I sighed. I wanted this explained. I wanted this to be all the way it had been – even if how it had been was little more than the slow waltz of two people who seemed unwilling or (it now seemed) unable to commit to anything more than a tentative arrangement.
And then, in the instant it took me to make my mind up, the spell was broken by a laugh. Her laugh. Ringing in the room, as though she’d never left, and was finding the scene too funny for words.
And my mind was made up.
“Thanks for the update, Nick,” I said, and ended the call.

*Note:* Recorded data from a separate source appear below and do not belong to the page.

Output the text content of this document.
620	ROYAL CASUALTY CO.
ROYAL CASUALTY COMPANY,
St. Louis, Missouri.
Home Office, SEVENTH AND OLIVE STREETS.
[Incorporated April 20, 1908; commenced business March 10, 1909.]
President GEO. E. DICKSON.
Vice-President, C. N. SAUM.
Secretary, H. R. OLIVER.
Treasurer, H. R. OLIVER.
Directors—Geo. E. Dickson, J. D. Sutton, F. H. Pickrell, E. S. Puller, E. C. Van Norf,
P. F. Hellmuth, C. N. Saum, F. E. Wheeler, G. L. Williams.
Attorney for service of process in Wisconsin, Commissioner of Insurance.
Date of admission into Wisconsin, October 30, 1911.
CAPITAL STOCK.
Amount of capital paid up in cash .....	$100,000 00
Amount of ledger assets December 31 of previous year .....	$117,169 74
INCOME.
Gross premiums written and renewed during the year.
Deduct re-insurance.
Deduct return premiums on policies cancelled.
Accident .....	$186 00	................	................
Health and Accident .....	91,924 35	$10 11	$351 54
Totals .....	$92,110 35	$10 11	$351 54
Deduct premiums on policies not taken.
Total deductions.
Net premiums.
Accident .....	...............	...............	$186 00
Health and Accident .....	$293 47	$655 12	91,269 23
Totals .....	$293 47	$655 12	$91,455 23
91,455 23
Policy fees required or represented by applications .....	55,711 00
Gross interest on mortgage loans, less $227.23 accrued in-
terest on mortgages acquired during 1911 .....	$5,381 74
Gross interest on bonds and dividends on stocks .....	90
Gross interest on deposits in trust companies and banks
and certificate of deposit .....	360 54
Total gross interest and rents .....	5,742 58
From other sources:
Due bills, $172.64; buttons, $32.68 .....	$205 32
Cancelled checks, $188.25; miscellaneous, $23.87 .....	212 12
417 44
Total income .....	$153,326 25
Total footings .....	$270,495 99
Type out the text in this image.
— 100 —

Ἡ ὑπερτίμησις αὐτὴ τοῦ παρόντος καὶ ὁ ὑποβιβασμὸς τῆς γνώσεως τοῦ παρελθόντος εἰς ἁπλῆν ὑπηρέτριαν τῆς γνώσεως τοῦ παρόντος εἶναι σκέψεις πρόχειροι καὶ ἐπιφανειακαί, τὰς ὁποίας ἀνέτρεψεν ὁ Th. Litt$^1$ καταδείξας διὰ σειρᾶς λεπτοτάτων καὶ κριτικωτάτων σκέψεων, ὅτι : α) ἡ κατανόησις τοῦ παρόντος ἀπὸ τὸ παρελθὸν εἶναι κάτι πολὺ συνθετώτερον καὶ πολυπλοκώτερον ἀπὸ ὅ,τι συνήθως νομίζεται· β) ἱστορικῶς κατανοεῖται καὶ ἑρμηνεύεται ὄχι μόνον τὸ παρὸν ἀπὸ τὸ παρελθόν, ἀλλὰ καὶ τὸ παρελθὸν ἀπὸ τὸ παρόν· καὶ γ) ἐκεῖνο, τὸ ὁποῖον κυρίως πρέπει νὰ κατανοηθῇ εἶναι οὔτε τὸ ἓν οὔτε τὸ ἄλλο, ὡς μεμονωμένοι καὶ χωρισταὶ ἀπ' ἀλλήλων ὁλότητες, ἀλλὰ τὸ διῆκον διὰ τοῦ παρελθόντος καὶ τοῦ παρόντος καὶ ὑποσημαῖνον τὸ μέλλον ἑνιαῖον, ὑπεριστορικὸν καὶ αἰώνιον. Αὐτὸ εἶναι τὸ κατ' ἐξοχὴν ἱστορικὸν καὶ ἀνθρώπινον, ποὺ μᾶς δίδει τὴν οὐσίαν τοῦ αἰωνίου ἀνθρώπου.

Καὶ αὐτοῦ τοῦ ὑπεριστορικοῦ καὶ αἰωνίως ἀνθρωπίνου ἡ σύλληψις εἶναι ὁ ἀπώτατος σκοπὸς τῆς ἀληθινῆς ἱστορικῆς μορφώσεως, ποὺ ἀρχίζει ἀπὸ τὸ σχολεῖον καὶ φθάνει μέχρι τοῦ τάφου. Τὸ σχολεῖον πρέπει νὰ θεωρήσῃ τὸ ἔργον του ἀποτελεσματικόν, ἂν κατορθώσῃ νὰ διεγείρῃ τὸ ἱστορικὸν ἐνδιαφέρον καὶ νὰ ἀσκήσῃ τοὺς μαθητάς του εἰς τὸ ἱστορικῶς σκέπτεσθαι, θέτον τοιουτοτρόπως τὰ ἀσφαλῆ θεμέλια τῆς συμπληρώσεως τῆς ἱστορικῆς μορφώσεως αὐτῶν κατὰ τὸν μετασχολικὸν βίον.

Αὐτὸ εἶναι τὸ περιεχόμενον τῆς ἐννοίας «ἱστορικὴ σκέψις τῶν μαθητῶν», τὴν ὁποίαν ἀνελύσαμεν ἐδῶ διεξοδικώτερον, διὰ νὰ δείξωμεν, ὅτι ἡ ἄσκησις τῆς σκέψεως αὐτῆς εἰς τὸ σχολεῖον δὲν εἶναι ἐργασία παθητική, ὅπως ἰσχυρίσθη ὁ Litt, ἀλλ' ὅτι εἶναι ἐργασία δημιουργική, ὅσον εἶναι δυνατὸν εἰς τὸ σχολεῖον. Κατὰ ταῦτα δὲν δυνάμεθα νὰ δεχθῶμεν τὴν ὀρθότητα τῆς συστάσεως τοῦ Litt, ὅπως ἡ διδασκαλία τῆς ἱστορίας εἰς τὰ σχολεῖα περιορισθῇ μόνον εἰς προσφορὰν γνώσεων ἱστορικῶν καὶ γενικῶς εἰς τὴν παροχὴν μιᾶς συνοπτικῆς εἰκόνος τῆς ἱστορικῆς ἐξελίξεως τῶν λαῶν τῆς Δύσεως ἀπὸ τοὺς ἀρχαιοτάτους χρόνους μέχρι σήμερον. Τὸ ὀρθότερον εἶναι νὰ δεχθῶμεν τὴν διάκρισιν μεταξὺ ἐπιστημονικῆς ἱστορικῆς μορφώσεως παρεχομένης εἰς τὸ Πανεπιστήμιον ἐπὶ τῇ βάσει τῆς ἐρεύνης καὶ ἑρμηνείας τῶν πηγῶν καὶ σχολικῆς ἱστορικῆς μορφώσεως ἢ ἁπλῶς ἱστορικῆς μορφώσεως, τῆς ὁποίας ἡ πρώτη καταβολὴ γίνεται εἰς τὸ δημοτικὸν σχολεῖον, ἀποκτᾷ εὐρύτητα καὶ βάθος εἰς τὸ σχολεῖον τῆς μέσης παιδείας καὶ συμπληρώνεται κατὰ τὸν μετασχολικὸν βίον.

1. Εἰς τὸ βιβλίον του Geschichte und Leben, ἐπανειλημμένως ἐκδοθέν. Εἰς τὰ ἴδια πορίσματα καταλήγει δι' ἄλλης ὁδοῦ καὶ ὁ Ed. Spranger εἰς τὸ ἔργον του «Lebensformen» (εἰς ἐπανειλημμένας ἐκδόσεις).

In seconds, he was calling me back. I let the call go to voice mail, then deleted – unheard – the message he’d left.
Then I called Mike Green. “Hey Mike,” I said, forcing brightness back into my voice, “Did you still want to go for that drink you mentioned?”
I paused, listened to his voice brighten, and – my depression already lifting – smiled. “Want to meet me here about seven?”
CHAPTER TWENTY-SIX
“This would have been empty, when I was a kid,” I said, gesturing over my pint at the mass of drinkers thronging the riverbank.
The Founders Arms was a round, sixties construct dumped – like a badly designed spaceship – on the south bank between a squat block of flats and the Thames. When I was younger, the area – slowly rising from decades of seemingly terminal decline – was still a far from desirable hangout, and yet, tonight, it was heaving with city workers, builders, tourists, locals, all milling around, all smiling, a mass of people enjoying the summer evening, shimmering, golden in the setting sun.